The packet contains not only the expected background information, but items such as teaching evaluations; a recitation of lectures, presentations, and posters; awards of contracts and grants; recommendation and evaluation letters; narratives outlining service to the university and community; and a history of publications.
In our experience, we see more T&P denials based on publications and grants than anything else.
In the publications arena, the priority is on books and refereed journals, preferably as sole or lead author. In general, the hierarchy is:
- Sole authorship of books
- Co-authorship of books
- Editorship of books
- Chapter contributions to books
- Refereed publications
- Non-refereed publications
- Reviews (of others’ work)
- Miscellaneous (media releases, etc.)
It also matters whether a work has actually been published or simply submitted, accepted for publication, or in press.
When it comes to funding, both internal (within the university) and external grants (from organizations outside the university) are considered, as well as whether the grant is a “seed grant” that focuses on new projects or partnerships that have the potential for external funding. Grants secured as a principal investigator carry more weight than those as a co-PI. As with publications, there is a difference between grants that have actually been funded and grants that are pending decision.

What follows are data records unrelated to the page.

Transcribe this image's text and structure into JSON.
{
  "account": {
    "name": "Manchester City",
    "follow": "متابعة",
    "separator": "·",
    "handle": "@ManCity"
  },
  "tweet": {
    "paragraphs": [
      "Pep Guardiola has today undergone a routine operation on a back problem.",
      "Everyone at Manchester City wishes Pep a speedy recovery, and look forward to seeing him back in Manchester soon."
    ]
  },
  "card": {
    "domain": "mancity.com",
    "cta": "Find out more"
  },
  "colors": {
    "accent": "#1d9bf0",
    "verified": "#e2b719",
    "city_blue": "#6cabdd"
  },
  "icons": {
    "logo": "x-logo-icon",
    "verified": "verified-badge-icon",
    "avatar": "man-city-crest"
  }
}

Once the packet has been submitted, materials can be added either by the candidate or by others. Questions may be asked by administrators, which must be answered quickly and thoroughly.
Eligible faculty will review the packet and meet to discuss the nomination before voting confidentially. If nominated, the packet then moves to the college level for consideration, where a dean or director and a fact-finding committee conduct another review. Committee members provide written assessments to the dean or director, who will then indicate endorsement (or lack thereof) for the nomination.
If the packet is endorsed, it is passed to the Academic Personnel Board (APB), which reports to the university president on the strengths and weaknesses of the packet. The provost makes the final recommendation to the Board of Trustees, which typically votes on T&P issues in June.